Vcs já pensaram que podemos ter um governo saído diretamente do apoio às milícias do RJ para o Planalto e o Alvorada?
Seria como se o chefe da máfia italiana (ou da Camorra, ou da Ndraghetta) fosse guindado à presidência da República italiana. Não seria o retorno dos fasci di combatimento, mas algo como a República Social Italiana, aquela de Salò, de breve vida no final da segunda guerra mundial.
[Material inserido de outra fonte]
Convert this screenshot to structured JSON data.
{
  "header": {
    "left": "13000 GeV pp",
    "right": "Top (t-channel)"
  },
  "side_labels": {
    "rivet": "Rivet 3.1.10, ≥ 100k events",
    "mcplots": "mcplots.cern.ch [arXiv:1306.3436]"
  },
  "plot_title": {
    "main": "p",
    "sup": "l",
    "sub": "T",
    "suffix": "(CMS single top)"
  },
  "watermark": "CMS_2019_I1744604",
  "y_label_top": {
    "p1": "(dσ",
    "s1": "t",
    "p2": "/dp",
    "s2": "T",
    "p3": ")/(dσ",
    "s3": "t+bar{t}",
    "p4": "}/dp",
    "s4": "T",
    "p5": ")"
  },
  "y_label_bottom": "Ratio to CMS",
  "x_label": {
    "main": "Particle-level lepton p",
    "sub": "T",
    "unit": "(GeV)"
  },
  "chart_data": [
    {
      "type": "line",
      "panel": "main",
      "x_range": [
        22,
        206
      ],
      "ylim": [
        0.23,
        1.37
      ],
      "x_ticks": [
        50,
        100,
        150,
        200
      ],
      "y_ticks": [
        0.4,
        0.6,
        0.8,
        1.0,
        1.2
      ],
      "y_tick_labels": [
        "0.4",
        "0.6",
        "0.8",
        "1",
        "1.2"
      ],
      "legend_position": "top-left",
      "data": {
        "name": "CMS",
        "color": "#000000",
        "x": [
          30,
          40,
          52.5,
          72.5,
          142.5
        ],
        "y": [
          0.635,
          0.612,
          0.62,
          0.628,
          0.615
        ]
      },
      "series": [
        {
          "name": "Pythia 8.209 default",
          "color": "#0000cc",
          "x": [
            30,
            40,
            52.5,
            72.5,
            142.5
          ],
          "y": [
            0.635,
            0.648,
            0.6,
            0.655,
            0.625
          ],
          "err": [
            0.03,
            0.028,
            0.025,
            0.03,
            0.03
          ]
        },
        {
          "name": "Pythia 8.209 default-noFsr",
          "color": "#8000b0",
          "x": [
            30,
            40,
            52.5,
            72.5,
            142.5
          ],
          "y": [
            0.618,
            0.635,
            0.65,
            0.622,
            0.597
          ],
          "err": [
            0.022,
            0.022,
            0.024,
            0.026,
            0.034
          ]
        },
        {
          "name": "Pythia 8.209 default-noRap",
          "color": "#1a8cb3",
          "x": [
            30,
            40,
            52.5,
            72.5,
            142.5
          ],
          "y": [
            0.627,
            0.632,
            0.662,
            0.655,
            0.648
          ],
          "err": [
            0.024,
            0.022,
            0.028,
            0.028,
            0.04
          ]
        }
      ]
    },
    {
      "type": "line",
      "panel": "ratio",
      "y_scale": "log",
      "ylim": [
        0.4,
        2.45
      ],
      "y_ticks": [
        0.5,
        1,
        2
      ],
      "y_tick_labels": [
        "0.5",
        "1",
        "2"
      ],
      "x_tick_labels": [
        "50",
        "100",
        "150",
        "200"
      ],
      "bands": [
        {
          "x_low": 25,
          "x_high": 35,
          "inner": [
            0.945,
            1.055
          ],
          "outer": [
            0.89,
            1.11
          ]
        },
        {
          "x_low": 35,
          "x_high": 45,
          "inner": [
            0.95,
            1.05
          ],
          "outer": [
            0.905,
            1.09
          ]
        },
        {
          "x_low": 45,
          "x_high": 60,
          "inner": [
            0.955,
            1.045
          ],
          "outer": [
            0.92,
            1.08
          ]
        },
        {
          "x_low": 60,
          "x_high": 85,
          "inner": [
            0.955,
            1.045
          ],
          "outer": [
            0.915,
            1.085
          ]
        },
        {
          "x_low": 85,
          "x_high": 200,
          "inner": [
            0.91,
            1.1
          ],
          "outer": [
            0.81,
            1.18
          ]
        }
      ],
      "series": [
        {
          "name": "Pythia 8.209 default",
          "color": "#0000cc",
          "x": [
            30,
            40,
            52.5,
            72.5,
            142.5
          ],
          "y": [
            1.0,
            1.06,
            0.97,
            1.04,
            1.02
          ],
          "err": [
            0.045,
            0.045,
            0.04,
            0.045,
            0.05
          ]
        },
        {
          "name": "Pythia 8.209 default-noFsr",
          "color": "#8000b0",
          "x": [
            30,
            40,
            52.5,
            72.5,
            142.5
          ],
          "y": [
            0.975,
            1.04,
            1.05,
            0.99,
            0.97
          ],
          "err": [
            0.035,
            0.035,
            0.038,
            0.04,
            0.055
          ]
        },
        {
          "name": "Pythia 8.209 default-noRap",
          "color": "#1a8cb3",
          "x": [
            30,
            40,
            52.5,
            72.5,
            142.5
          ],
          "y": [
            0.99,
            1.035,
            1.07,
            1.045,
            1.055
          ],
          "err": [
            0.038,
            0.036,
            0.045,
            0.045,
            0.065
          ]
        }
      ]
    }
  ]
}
Já tivemos (e temos) bandidos em diversas representações parlamentares brasileiras nos três níveis (um até assassino da motosserra na Camara federal), talvez até governadores (alguns removidos pelo TSE por excesso de bandidagem), mas não creio que eles já alcançaram o poder máximo, como já ocorreu efetivamente em alguma república bananeira da região latino-americana, muito na África, talvez na Ásia.
Talvez seja esse o resultado da confusão reinante na República, no atual quadro de corrupção disseminada nos três poderes.
Termino dizendo apenas isto: a chegada do fascismo ao poder não seria uma novidade. Já tivemos isso no Estado Novo, e em parte na ditadura militar. Mas ambos os regimes eram nacionalistas e soberanistas.
No caso brasileiro, se a desgraça chegar, poderia ser a primeira vez na história do Brasil, que a renúncia de soberania seria explícita. Acho que os próprios militares não topariam.
Eu, como diplomata, abominaria, não só o fascismo, como também a rendição do Brasil ao imperador demencial hemisférico.